The PDA recommends that in new settings it is not appropriate to assume that experience gained from community pharmacy is the same to be applied as a pharmacist in a GP surgery or even when working remotely within an online or distance selling pharmacy where a lack of access to patients can provide other risks. In new settings with high risk patients and prescribing its appropriate to consider the competency levels before making a clinical decision or prescription.
As the communication with members recently explained, in the event of a coroners inquest there will be an assessment of clinical competencies and the process adopted to assess how these have been reviewed in light of a treatment or clinical decision, especially if linked to the root cause of the death. So it is good and safe practice in addition to the protection of a pharmacist’s career to complete one of these forms and to be consciously aware of the boundaries of ones personal competencies before making key decisions.

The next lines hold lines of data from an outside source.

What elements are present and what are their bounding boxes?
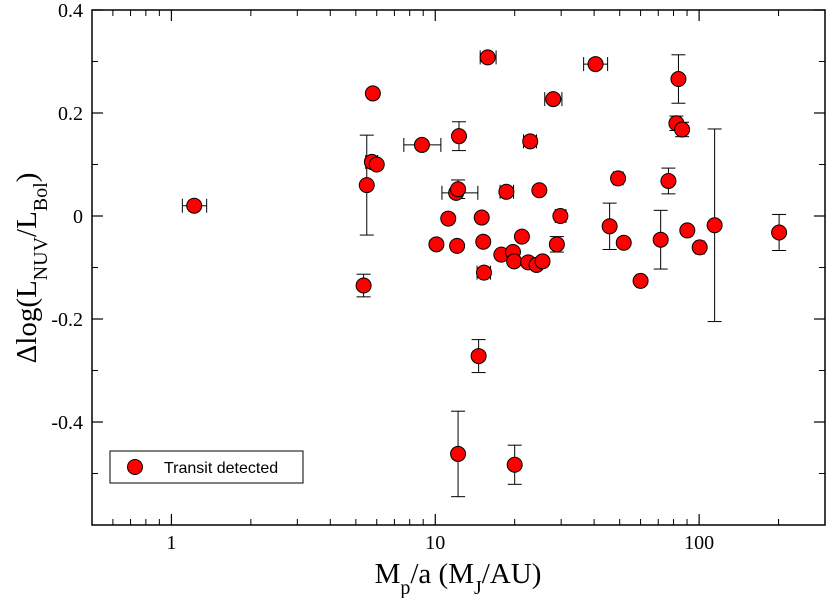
data-point xyxy=(470,348,487,365)
y-tick-label: 0.2 xyxy=(58,103,83,125)
data-point xyxy=(679,222,696,239)
data-point xyxy=(450,445,467,462)
data-point xyxy=(506,253,523,270)
data-point xyxy=(615,234,632,251)
data-point xyxy=(358,177,375,194)
data-point xyxy=(440,210,457,227)
data-point xyxy=(368,156,385,173)
data-point xyxy=(660,172,677,189)
data-point xyxy=(587,56,604,73)
data-points-layer xyxy=(186,49,788,473)
data-point xyxy=(473,209,490,226)
y-tick-label: -0.2 xyxy=(51,309,83,331)
data-point xyxy=(513,228,530,245)
x-axis-title: Mp/a (MJ/AU) xyxy=(375,558,542,598)
data-point xyxy=(610,170,627,187)
data-point xyxy=(706,217,723,234)
data-point xyxy=(355,277,372,294)
x-tick-label: 1 xyxy=(166,532,176,554)
y-title-end: ) xyxy=(11,173,43,183)
data-point xyxy=(534,253,551,270)
data-point xyxy=(632,272,649,289)
y-tick-label: 0 xyxy=(73,206,83,228)
y-tick-label: 0.4 xyxy=(58,0,83,22)
data-point xyxy=(475,233,492,250)
data-point xyxy=(548,236,565,253)
y-tick-label: -0.4 xyxy=(51,412,83,434)
y-title-sub1: NUV xyxy=(30,236,52,280)
x-title-main: M xyxy=(375,558,401,590)
axis-tick-labels: 1 10 100 0.4 0.2 0 -0.2 -0.4 xyxy=(51,0,714,554)
x-tick-label: 10 xyxy=(425,532,445,554)
data-point xyxy=(552,208,569,224)
data-point xyxy=(449,237,466,254)
axis-ticks xyxy=(91,9,826,525)
x-title-mid: /a (M xyxy=(410,558,474,590)
data-point xyxy=(450,181,467,198)
data-point xyxy=(531,182,548,199)
data-point xyxy=(601,218,618,235)
data-point xyxy=(186,197,203,214)
y-title-mid: /L xyxy=(11,211,43,237)
x-tick-label: 100 xyxy=(684,532,714,554)
data-point xyxy=(652,231,669,248)
data-point xyxy=(771,224,788,241)
y-axis-title: Δlog(LNUV/LBol) xyxy=(11,173,52,364)
data-point xyxy=(413,136,430,153)
data-point xyxy=(428,236,445,253)
data-point xyxy=(498,183,515,200)
data-point xyxy=(691,239,708,256)
x-title-end: /AU) xyxy=(482,558,542,590)
legend: Transit detected xyxy=(109,450,304,484)
x-title-sub1: p xyxy=(400,577,410,598)
data-point xyxy=(545,91,562,108)
data-point xyxy=(364,85,381,102)
data-point xyxy=(479,49,496,66)
data-point xyxy=(522,133,539,150)
data-point xyxy=(450,128,467,145)
x-title-sub2: J xyxy=(474,577,482,598)
legend-label: Transit detected xyxy=(164,460,278,477)
data-point xyxy=(674,121,691,138)
y-title-sub2: Bol xyxy=(30,182,52,211)
data-point xyxy=(506,456,523,473)
y-title-pre: Δlog(L xyxy=(11,280,43,363)
data-point xyxy=(475,264,492,281)
legend-marker xyxy=(127,459,143,475)
data-point xyxy=(670,71,687,88)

This must of course only be the start of what the PDA, as a leadership organisation, should do to create the safest environment for patients and pharmacists. Surely there should be a wider push across the profession for a documented acceptance of a competency framework which allows a transparent approach to the level of experience and expertise appropriate to the clinical setting and patient mix.

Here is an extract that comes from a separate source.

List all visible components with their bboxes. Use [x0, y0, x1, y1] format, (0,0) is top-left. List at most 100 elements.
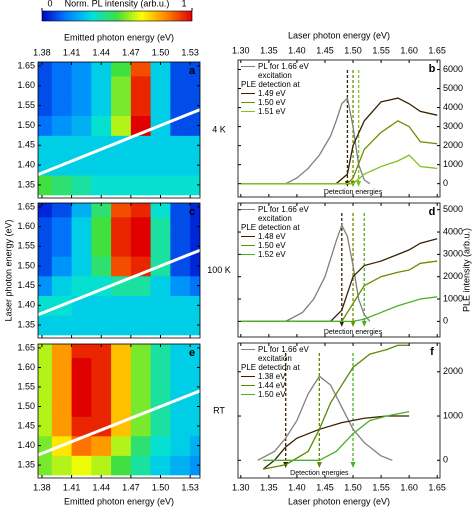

Improving the safety of care should be in the interests of patients, pharmacists and those who represent the profession. The PDA has proposals to make in light of its experiences, it has already met with the General Pharmaceutical Council and it will be sharing its concerns with the government once the elections are over.
Done in the right way, the valuable role of a pharmacist in a GP practice can be a very powerful and beneficial one providing huge benefits for patients as well as professionally fulfilling careers for many pharmacists in the future. It's time for all organisations to work ensure that the stable yard door is firmly secured before any horses get a chance to bolt.
Claire Ward is director of public affairs at the Pharmacists’ Defence Association.